When you call the CreateLoadBalancerHTTPSListener operation to create an HTTPS listener or the SetLoadBalancerHTTPSListenerAttribute operation to modify the configuration of an HTTPS listener, set the TLSCipherPolicy parameter to the desired TLS security policy.

Billing

TLS security policies are free of charge. Purchasing and using CLB instances incurs fees.

FAQ

Does CLB support custom TLS security policies?

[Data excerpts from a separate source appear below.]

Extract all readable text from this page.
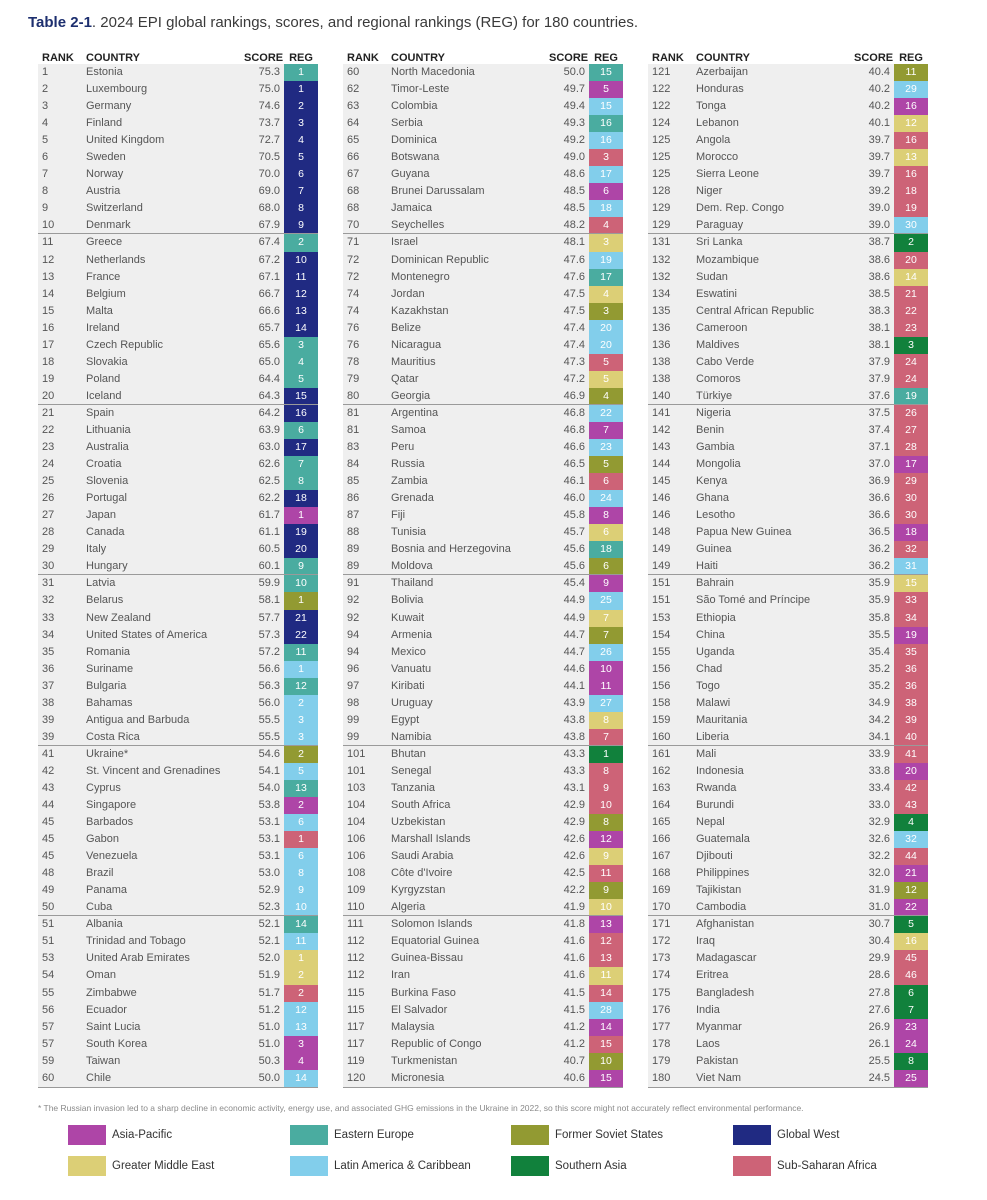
Table 2-1. 2024 EPI global rankings, scores, and regional rankings (REG) for 180 countries.
RANK	COUNTRY	SCORE REG
1	Estonia	75.3	1
2	Luxembourg	75.0	1
3	Germany	74.6	2
4	Finland	73.7	3
5	United Kingdom	72.7	4
6	Sweden	70.5	5
7	Norway	70.0	6
8	Austria	69.0	7
9	Switzerland	68.0	8
10	Denmark	67.9	9
11	Greece	67.4	2
12	Netherlands	67.2	10
13	France	67.1	11
14	Belgium	66.7	12
15	Malta	66.6	13
16	Ireland	65.7	14
17	Czech Republic	65.6	3
18	Slovakia	65.0	4
19	Poland	64.4	5
20	Iceland	64.3	15
21	Spain	64.2	16
22	Lithuania	63.9	6
23	Australia	63.0	17
24	Croatia	62.6	7
25	Slovenia	62.5	8
26	Portugal	62.2	18
27	Japan	61.7	1
28	Canada	61.1	19
29	Italy	60.5	20
30	Hungary	60.1	9
31	Latvia	59.9	10
32	Belarus	58.1	1
33	New Zealand	57.7	21
34	United States of America	57.3	22
35	Romania	57.2	11
36	Suriname	56.6	1
37	Bulgaria	56.3	12
38	Bahamas	56.0	2
39	Antigua and Barbuda	55.5	3
39	Costa Rica	55.5	3
41	Ukraine*	54.6	2
42	St. Vincent and Grenadines	54.1	5
43	Cyprus	54.0	13
44	Singapore	53.8	2
45	Barbados	53.1	6
45	Gabon	53.1	1
45	Venezuela	53.1	6
48	Brazil	53.0	8
49	Panama	52.9	9
50	Cuba	52.3	10
51	Albania	52.1	14
51	Trinidad and Tobago	52.1	11
53	United Arab Emirates	52.0	1
54	Oman	51.9	2
55	Zimbabwe	51.7	2
56	Ecuador	51.2	12
57	Saint Lucia	51.0	13
57	South Korea	51.0	3
59	Taiwan	50.3	4
60	Chile	50.0	14
RANK	COUNTRY	SCORE REG
60	North Macedonia	50.0	15
62	Timor-Leste	49.7	5
63	Colombia	49.4	15
64	Serbia	49.3	16
65	Dominica	49.2	16
66	Botswana	49.0	3
67	Guyana	48.6	17
68	Brunei Darussalam	48.5	6
68	Jamaica	48.5	18
70	Seychelles	48.2	4
71	Israel	48.1	3
72	Dominican Republic	47.6	19
72	Montenegro	47.6	17
74	Jordan	47.5	4
74	Kazakhstan	47.5	3
76	Belize	47.4	20
76	Nicaragua	47.4	20
78	Mauritius	47.3	5
79	Qatar	47.2	5
80	Georgia	46.9	4
81	Argentina	46.8	22
81	Samoa	46.8	7
83	Peru	46.6	23
84	Russia	46.5	5
85	Zambia	46.1	6
86	Grenada	46.0	24
87	Fiji	45.8	8
88	Tunisia	45.7	6
89	Bosnia and Herzegovina	45.6	18
89	Moldova	45.6	6
91	Thailand	45.4	9
92	Bolivia	44.9	25
92	Kuwait	44.9	7
94	Armenia	44.7	7
94	Mexico	44.7	26
96	Vanuatu	44.6	10
97	Kiribati	44.1	11
98	Uruguay	43.9	27
99	Egypt	43.8	8
99	Namibia	43.8	7
101	Bhutan	43.3	1
101	Senegal	43.3	8
103	Tanzania	43.1	9
104	South Africa	42.9	10
104	Uzbekistan	42.9	8
106	Marshall Islands	42.6	12
106	Saudi Arabia	42.6	9
108	Côte d'Ivoire	42.5	11
109	Kyrgyzstan	42.2	9
110	Algeria	41.9	10
111	Solomon Islands	41.8	13
112	Equatorial Guinea	41.6	12
112	Guinea-Bissau	41.6	13
112	Iran	41.6	11
115	Burkina Faso	41.5	14
115	El Salvador	41.5	28
117	Malaysia	41.2	14
117	Republic of Congo	41.2	15
119	Turkmenistan	40.7	10
120	Micronesia	40.6	15
RANK	COUNTRY	SCORE REG
121	Azerbaijan	40.4	11
122	Honduras	40.2	29
122	Tonga	40.2	16
124	Lebanon	40.1	12
125	Angola	39.7	16
125	Morocco	39.7	13
125	Sierra Leone	39.7	16
128	Niger	39.2	18
129	Dem. Rep. Congo	39.0	19
129	Paraguay	39.0	30
131	Sri Lanka	38.7	2
132	Mozambique	38.6	20
132	Sudan	38.6	14
134	Eswatini	38.5	21
135	Central African Republic	38.3	22
136	Cameroon	38.1	23
136	Maldives	38.1	3
138	Cabo Verde	37.9	24
138	Comoros	37.9	24
140	Türkiye	37.6	19
141	Nigeria	37.5	26
142	Benin	37.4	27
143	Gambia	37.1	28
144	Mongolia	37.0	17
145	Kenya	36.9	29
146	Ghana	36.6	30
146	Lesotho	36.6	30
148	Papua New Guinea	36.5	18
149	Guinea	36.2	32
149	Haiti	36.2	31
151	Bahrain	35.9	15
151	São Tomé and Príncipe	35.9	33
153	Ethiopia	35.8	34
154	China	35.5	19
155	Uganda	35.4	35
156	Chad	35.2	36
156	Togo	35.2	36
158	Malawi	34.9	38
159	Mauritania	34.2	39
160	Liberia	34.1	40
161	Mali	33.9	41
162	Indonesia	33.8	20
163	Rwanda	33.4	42
164	Burundi	33.0	43
165	Nepal	32.9	4
166	Guatemala	32.6	32
167	Djibouti	32.2	44
168	Philippines	32.0	21
169	Tajikistan	31.9	12
170	Cambodia	31.0	22
171	Afghanistan	30.7	5
172	Iraq	30.4	16
173	Madagascar	29.9	45
174	Eritrea	28.6	46
175	Bangladesh	27.8	6
176	India	27.6	7
177	Myanmar	26.9	23
178	Laos	26.1	24
179	Pakistan	25.5	8
180	Viet Nam	24.5	25
* The Russian invasion led to a sharp decline in economic activity, energy use, and associated GHG emissions in the Ukraine in 2022, so this score might not accurately reflect environmental performance.
Asia-Pacific	Eastern Europe	Former Soviet States	Global West
Greater Middle East	Latin America & Caribbean	Southern Asia	Sub-Saharan Africa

No, it does not. CLB supports only preset TLS security policies.

If you require custom TLS security policies, you can use one of the following products:

Application Load Balancer (ALB): When you configure an HTTPS listener, you can create custom TLS security policies.
Network Load Balancer (NLB): When you configure a TCP/SSL listener, you can create custom TLS security policies.

Going live

TLS version: If your application has no special compatibility requirements, use TLS 1.2 and TLS 1.3 to ensure security.
Change and rollback: If an exception occurs after you change the TLS security policy, immediately roll back the change by modifying the listener configuration. Perform changes during off-peak hours.